FAT wins financing to grow FATTER
The company announced the completion of US$8mln in Series A preferred stock financing, the proceeds of which are being used to acquire new restaurant brands, pay down debt and provide working capital.
FAT has also secured financing to close its US$12.5mln July acquisition of the Hurricane Grill & Wings restaurants, which sell jumbo fresh chicken wings.
After integrating Hurricane into its portfolio of restaurants, CEO Andy Wiederhorn says the company expects to see an annualized revenue run rate of US$19m to US$20mln and an annualized EBITDA run rate of US$10mln to US$11mln, starting in the fourth quarter of this year.

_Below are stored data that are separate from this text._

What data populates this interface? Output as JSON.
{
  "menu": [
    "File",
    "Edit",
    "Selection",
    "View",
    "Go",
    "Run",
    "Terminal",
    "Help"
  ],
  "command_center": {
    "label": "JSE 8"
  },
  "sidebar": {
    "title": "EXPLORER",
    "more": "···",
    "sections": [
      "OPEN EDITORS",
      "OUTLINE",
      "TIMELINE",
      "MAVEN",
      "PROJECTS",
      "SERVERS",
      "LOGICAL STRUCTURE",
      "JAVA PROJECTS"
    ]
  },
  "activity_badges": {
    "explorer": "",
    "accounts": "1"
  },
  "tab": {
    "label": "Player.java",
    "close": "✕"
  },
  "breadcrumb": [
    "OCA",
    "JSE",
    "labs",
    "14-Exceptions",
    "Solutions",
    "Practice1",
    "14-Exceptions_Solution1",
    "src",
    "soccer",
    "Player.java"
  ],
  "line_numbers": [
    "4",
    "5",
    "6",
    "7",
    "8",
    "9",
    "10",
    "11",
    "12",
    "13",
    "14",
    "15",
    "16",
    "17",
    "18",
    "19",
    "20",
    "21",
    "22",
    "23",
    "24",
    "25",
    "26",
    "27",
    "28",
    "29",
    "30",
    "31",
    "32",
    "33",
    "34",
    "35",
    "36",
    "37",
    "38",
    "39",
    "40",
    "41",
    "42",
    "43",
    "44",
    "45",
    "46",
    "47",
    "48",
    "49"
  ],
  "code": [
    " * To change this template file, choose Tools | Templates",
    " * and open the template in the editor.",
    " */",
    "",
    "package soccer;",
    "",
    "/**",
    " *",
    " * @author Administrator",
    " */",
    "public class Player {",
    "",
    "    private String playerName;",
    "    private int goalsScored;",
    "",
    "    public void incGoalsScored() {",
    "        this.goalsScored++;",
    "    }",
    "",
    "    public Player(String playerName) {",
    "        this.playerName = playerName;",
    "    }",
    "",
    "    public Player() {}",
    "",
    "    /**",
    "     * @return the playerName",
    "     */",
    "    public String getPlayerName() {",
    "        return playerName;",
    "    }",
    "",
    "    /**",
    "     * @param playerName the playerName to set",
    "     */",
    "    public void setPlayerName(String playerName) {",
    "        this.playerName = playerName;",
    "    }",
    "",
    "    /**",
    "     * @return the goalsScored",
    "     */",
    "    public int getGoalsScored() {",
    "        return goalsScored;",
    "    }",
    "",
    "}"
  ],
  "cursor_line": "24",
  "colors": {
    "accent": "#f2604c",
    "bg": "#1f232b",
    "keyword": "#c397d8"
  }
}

“The financing we secured provides dry powder for future … acquisitions; our pipeline of franchise brands is robust and we are actively working to complete additional transactions,” Wiederhorn said in a statement.
Last month, the company borrowed US$16mln as a term loan with FB Lending to fund its acquisition of Hurricane and repay borrowings of US$2mln.
FAT (Fresh. Authentic. Tasty.) Brands is a franchising company that currently operates more than 300 locations across six brands: Fatburger, Buffalo’s Café, Buffalo’s Express, Hurricane Grill & Wings as well as the Ponderosa and Bonanza Steakhouses.